NVIDIA G8 and CUDA Overview
Hardware
The GeForce 8800 of the G8 series contains 16 GPU chips, or
streaming multiprocessors (SMs). Each SM chip has eight cores,
which currently run at 1.35 GHz. The off-chip video memory is
currently limited to 1.5 GB. A single core has a 32-bit
single-precision floating point unit that can also handle integers.
(The G9 series will allow 64-bit operations.) Each SM chip also
has two special functional unites (SFUs) that are presumably shared
among the eight cores. The SFUs perform reciprocal, square root, since
and cosine. The 16 SMs and 2*nbsp;SFUs per chip imply a peak theoretical
performance of (16 SM * 18 functional units * 1.35 GHYz) FLOPs,
or 388.8 gigaflops (388.8 billion floating point
operations per second).
The aggregate bandwidth to off-chip global memory is 86.4 GB/s.
(In comparison, bandwidth of CPU to RAM is typically between 5 GB/s
and 10 GB/s.)
Programmer's Model
One CUDA kernel runs at a time on the device (the G8). (Maybe this
restriction will be lifted in the future?) The CUDA kernel
must declare how many threads it will use at the time that the kernel
is started. The kernel declares a grid of thread blocks
of threads. Hence a thread is known by its thread ID
within its thread block, and by the thread block ID within the grid.
- Thread Block
-
The reason for two levels, thread block and grid, appears to be that
a thread block is a set of threads running on a single chip
(on a single multiprocessor). (A thread block is assigned a unique SM chip.
Two or more thread blocks may run on the
same chip. If one thread block stalls while waiting for global memory, etc.,
then another thread block may run. This can be used to hide the latency.)
- Cache
-
The number of threads in a thread block
is currently limited to at most 512. All threads in a thread block will
share the memory found in the caches. Presumably, cache memory is also
located on the chip (the multiprocessor). Threads of a thread
block can synchronize using the
__syncthreads
primitive.
Synchronization between distinct thread blocks is not easily supported.

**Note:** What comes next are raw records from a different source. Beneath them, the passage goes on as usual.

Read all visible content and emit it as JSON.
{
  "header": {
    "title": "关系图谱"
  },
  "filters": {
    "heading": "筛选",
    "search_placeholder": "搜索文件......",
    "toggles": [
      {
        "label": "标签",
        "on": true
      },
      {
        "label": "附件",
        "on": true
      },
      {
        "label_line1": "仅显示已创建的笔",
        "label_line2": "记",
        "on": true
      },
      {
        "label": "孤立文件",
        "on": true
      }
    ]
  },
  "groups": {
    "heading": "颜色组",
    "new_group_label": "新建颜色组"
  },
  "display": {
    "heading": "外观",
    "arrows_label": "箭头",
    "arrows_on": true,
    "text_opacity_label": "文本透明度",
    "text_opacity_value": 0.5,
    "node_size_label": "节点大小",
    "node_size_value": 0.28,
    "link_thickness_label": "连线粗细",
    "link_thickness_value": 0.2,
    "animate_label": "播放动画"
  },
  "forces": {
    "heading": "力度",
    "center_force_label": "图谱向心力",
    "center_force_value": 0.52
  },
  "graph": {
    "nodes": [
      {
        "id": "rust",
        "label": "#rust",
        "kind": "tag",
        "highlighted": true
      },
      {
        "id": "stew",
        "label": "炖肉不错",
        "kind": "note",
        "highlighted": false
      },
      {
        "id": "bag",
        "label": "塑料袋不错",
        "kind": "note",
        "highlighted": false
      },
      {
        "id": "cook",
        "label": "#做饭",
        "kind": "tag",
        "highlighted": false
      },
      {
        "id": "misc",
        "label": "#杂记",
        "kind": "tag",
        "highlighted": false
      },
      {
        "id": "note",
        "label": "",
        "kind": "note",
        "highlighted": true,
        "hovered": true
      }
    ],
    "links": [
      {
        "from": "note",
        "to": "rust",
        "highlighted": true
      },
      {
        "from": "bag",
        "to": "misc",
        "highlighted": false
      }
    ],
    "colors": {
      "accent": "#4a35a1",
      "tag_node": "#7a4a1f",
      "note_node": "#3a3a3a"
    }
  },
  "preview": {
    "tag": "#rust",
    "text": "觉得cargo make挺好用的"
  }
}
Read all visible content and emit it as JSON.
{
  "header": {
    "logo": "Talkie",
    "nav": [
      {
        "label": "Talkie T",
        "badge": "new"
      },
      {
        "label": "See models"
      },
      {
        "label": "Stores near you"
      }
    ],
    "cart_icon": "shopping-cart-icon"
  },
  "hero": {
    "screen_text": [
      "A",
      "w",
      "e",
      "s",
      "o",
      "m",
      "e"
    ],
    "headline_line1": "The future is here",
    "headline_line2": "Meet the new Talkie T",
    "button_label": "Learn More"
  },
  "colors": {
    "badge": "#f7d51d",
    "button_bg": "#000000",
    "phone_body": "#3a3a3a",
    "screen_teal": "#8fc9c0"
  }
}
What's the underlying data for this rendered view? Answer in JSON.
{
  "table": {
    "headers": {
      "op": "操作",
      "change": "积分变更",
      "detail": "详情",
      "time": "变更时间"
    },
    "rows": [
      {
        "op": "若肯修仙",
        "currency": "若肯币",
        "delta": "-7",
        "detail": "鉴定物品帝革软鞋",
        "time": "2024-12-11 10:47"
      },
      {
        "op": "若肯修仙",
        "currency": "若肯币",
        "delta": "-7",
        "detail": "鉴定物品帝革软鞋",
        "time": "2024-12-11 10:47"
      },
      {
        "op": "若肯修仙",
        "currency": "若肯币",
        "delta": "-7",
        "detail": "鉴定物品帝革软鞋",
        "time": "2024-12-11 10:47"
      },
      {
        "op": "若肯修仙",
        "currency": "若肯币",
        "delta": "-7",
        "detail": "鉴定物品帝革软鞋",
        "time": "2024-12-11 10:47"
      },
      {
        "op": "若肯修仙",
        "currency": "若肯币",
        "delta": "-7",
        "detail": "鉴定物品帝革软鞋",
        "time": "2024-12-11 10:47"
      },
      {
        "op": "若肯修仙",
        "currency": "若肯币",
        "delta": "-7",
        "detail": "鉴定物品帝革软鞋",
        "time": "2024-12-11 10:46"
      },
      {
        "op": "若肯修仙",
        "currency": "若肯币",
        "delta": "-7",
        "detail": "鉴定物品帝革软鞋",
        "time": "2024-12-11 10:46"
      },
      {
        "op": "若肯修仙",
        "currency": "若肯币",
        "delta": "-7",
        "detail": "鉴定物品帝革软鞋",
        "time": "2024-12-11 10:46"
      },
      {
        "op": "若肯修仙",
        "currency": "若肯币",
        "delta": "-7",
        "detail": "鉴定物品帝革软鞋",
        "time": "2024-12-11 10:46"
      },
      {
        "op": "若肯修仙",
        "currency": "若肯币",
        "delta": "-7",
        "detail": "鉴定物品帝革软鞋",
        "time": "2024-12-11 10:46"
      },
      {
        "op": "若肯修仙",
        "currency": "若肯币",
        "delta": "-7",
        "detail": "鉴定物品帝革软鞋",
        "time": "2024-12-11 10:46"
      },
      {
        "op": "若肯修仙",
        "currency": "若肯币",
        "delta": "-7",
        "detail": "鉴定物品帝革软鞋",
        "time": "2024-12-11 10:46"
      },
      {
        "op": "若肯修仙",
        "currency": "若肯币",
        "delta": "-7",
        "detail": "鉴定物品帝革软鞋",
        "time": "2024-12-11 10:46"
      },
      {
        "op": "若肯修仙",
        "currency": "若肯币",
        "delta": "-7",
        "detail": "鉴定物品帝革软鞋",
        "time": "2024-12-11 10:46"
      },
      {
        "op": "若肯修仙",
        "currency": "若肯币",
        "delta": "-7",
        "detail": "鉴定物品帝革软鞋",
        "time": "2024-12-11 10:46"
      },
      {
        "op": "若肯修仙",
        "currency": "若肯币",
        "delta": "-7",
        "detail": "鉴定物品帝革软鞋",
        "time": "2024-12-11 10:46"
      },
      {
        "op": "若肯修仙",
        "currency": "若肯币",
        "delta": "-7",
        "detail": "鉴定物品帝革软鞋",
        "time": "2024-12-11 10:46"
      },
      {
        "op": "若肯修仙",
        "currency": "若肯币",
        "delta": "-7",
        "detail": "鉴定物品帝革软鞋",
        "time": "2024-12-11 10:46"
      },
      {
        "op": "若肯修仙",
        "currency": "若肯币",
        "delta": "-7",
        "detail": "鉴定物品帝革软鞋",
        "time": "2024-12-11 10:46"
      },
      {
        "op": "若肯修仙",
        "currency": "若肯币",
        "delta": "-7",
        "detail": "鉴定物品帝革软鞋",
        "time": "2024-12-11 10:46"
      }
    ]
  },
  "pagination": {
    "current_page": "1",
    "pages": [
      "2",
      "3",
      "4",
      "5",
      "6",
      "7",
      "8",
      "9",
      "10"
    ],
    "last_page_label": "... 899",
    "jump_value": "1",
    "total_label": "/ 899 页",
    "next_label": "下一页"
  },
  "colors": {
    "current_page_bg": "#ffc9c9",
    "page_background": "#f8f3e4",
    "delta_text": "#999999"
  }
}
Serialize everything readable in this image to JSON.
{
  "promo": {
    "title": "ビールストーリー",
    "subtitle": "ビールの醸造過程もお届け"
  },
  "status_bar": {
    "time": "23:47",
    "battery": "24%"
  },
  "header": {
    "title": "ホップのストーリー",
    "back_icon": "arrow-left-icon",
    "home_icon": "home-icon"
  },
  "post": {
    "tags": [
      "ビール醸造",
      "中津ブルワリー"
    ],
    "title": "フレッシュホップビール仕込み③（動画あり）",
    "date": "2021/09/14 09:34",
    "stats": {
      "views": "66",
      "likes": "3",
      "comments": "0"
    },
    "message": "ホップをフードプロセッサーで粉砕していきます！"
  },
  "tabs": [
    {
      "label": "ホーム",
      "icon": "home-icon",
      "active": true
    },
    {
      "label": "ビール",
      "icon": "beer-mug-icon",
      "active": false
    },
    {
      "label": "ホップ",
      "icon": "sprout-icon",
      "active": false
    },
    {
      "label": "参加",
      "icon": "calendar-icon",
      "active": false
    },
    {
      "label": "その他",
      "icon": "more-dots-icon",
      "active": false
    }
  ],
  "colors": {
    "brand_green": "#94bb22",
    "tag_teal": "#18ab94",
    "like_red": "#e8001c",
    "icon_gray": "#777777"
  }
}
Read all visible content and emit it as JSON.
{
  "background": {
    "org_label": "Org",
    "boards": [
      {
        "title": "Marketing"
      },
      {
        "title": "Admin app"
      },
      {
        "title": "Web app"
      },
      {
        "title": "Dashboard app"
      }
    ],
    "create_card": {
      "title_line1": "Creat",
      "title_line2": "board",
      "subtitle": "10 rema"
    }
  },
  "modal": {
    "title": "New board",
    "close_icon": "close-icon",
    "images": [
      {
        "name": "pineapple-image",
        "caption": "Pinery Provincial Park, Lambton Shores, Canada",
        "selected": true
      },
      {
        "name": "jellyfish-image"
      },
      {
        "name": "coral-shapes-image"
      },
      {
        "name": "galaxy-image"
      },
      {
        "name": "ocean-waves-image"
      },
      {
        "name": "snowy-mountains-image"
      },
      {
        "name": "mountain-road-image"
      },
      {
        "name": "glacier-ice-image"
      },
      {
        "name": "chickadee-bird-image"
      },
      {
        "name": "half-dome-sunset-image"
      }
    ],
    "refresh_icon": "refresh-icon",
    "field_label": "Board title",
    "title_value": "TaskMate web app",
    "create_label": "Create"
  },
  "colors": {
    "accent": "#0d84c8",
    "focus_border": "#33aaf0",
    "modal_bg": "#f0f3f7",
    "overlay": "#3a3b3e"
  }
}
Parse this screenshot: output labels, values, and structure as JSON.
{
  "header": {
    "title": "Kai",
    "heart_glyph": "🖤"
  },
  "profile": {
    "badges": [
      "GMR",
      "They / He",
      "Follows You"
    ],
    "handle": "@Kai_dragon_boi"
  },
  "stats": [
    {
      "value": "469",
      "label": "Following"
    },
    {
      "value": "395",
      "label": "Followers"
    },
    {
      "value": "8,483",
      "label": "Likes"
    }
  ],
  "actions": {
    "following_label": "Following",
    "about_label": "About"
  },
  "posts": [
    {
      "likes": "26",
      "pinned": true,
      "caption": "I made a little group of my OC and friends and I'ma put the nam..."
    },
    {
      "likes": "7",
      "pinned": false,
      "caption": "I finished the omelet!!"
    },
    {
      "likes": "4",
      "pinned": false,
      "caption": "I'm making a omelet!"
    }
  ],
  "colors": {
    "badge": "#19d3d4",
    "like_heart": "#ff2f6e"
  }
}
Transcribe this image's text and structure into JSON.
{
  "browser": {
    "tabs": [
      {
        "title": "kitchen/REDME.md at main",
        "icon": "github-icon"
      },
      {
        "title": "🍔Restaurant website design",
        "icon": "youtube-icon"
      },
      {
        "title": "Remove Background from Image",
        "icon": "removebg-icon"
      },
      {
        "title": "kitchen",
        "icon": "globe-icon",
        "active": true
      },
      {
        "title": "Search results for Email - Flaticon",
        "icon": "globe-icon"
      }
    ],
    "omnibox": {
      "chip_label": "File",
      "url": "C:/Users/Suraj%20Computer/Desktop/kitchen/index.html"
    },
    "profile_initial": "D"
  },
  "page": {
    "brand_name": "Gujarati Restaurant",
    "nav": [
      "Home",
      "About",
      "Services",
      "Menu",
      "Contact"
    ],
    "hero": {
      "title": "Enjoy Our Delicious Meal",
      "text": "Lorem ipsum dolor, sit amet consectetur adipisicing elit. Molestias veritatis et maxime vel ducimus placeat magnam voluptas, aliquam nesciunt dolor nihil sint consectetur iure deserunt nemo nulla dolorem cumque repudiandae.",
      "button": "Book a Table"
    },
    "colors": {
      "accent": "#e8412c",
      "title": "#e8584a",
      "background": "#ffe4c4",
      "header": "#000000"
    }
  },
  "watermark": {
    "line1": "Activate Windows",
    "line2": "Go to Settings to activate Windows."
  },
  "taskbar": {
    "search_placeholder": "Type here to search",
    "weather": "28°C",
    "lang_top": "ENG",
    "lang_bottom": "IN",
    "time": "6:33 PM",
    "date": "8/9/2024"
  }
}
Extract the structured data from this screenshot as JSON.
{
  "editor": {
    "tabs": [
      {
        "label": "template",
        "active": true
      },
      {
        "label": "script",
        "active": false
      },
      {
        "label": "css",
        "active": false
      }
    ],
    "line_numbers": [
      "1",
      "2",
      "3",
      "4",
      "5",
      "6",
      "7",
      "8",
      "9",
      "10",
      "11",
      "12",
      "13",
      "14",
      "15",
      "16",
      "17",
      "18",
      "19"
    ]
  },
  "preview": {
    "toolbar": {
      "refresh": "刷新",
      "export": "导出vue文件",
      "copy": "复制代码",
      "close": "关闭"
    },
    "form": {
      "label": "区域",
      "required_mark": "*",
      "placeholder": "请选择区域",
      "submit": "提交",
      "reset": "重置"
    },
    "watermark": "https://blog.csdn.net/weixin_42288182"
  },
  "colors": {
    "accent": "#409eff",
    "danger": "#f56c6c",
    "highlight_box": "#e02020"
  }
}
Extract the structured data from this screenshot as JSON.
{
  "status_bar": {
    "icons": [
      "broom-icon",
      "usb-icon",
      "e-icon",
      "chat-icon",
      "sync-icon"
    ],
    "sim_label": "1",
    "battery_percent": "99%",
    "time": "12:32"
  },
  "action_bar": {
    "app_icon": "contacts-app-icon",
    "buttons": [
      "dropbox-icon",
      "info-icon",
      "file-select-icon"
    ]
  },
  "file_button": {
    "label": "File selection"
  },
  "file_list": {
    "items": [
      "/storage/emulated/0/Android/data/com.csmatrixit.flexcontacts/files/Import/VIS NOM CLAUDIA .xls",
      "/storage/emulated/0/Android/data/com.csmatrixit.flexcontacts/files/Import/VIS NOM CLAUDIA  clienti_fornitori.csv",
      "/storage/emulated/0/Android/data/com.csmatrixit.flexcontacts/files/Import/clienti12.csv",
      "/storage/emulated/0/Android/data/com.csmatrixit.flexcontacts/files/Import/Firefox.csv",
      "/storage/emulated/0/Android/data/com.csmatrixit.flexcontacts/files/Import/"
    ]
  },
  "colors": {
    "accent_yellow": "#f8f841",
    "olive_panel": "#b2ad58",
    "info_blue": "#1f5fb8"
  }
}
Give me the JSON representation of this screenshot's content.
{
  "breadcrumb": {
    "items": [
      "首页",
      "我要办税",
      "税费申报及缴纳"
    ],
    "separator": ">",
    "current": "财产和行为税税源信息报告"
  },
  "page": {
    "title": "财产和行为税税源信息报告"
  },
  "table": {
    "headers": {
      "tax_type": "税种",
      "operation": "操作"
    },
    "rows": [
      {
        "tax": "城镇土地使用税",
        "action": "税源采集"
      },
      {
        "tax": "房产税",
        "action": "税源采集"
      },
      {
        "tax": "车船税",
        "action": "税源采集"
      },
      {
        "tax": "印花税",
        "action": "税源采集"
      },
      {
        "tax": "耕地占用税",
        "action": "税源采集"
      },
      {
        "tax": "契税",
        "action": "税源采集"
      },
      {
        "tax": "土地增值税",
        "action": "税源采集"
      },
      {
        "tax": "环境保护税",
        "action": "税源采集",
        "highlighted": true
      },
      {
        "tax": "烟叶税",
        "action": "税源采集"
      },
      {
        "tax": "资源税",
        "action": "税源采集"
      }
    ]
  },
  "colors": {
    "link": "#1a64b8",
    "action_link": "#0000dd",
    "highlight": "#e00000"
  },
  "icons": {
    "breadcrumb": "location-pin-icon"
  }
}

So the thread blocks of a grid run independently until the end of that
kernel.
- Global Memory
-
On the other hand, all threads in the entire grid will share the memory
found in global memory. The global memory is presumably the off-chip
memory that populates the video card. Currently, this global
memory is limited to 1.5 GB.
- Warp (performance issue, only)
-
As a performance issue, it is useful to be aware that the threads
of a thread block are organized into warps of 32 threads.
(Hence, one requires four GPU cycles for the eight cores of a multiprocessor
chip to execute the 32 threads of a warp.)
- Types of cache
-
The on-chip cache is split among three kinds. Unlike CPU cache, the
application program must explicitly copy data from global memory to
cache and back.
- shared cache -- This cache is standard read-write cache,
except that it is managed drectly by the application.
The shared cache of an SM chip is 16 KB.
As a performance issue, it is organized into 16 banks, and
applications may be tuned to avoid bank conflicts. (One can
simultaneously access one word for each of the 16 banks
with no slowdown.)
- constant cache -- This cache is read-only cache. The constant
cache of an SM chip is 8 KB. The CUDA programming model
restricts one to 64 total instead of (16 SMs * 8 KB)
= 128 KB. It is
available primarily as an optimization. If all threads of a warp
accesses the same constant during an instruction,
- texture cache -- This cache supports 2-dimensional locality.
There is 8 KB per SM chip. This cache appears to be
managed in hardware, with a wait of more than a hundred GPU
cycles if there is a cache miss??? Details of its use are
omitted here.
- Registers
-
The number of registers for each thread of a thread block can be programmed
on a per-thread block basis. If a thread uses more "variables", the
extra variables will be encoded as additional registers. When there
are more program registers than the number allocated for the thread,
extra registers will automatically be spilled to a special region
of global memory, which is called local memory.
- Host
-
The host copies data from host to the G8 device global memory.
A program on the device can copy data from global memory to cache.
- Additional programming model or hardware constraints:
-
- 512 threads per thread block
- 8 thread blocks per SM
- 768 threads per SM
- 16,384 bytes of shared cache per SM
- 8,192 total registers per SM (shared among all thread blocks
assigned to that SM)
- Interesting CUDA Functions
-
- atomicXXX(): Appendix C of CUDA manual:
Atomic functions; atomic operations in global memory
- cuMemAllocPitch(): Appendix E.6 of CUDA manual;
Efficiency optimization to pad 2-dimensional arrays to
"meet the alignement requirements for coalescing as the
address is updated from row to row" (see Section 5.1.2.1)
- Global Memory: Section 5.1.2.1: optimization issues for coalescing
of addresses: on each half-warp, thread
N
should access address
address HalfWarpBaseAddress + N
.
Future hardware may coalesce on full warp.
For 2-dimensional arrays, it is recommended that the width
be rounded up to a factor of 16.
- Constant Memory: Section 5.1.2.2: optimization issues:
Constant memory is a true cache for a region of global cache.
This is a transparent cache, but the time for the threads
of a half-warp
to read from two locations in constant memory is twice the
cost for the threads of a half-warp to all read from the same
location.
Future hardware may do this for a full warp.
- Shared Memory: Section 5.1.2.4: optimization issues for bank conflicts.
(CUDA has 16 memory banks.)